Contributions to Psychology
      Douglas and his colleagues outlined in an article that explained the goals of a serial offender in the September 1980 issue of the FBI Law Enforcement Bulletin. They are as follows:
- What leads a person to become a sexual offender and what are the early warning signals?
- What serves to encourage or to inhibit the commission of his offense?
- What types of responses or coping strategies, by an intended victim are successful with what type of sexual  offender in avoiding victimization, and
- What are the implications for his dangerousness, prognosis, disposition and mode of treatment (Douglas & Olshaker, 1995)?

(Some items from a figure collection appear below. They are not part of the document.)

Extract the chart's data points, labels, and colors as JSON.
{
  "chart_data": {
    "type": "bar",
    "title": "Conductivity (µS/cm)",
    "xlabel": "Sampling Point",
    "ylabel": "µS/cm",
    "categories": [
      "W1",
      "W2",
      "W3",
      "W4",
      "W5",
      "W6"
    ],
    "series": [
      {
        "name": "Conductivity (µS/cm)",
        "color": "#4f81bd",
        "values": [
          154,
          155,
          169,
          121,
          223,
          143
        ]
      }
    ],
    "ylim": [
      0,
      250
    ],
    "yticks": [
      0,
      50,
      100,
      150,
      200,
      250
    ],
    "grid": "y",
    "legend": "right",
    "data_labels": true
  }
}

Also, Douglas discovered the following:
- Serial killers are always male.
- Most serial offenders are police buffs.
- That the most crucial factor in the development of a serial killer is the role of fantasy.
- For most sexually based killers, it is a several step escalation from the fantasy to the reality, often fueled by pornography, morbid experimentation on animals, and cruelty to peers.
- Most serial killers take souvenirs from their victims and give them to the women in their lives as a sign of dominance and a way of being able to relive the experience.
- Serial killers kill repeatedly with some emotional cycling or cooling-off period between crimes. 
- Most killers are inadequate types; as a result they have speech impediments. 
- Body mutilation is a sign of a disorganized personality type.
- Discovered children are abducted for 1 of 3 reasons: 
  (1) Taken by kidnappers for profit 
  (2) By child molesters for sexual gratification
  (3) People who want a child of their own (Douglas & Olshaker, 1995).

Conclusions 
      In conclusion, I would like to say that no one has done as much as John Douglas in the field of profiling. Throughout his twenty-five year career he has interviewed over 100 serial offenders, published, and coauthored numerous books and research articles pertaining to the psychology and law. Through his uncanny profiling ability, he has aided in the apprehension of numerous dangerous serial offenders.
 

References
 
Douglas, J., & Olshaker, M. (1995). Mind Hunter: Inside The FBI’s Elite Serial Crime Unit. 

 New York, NY: Simon & Schuster; Inc.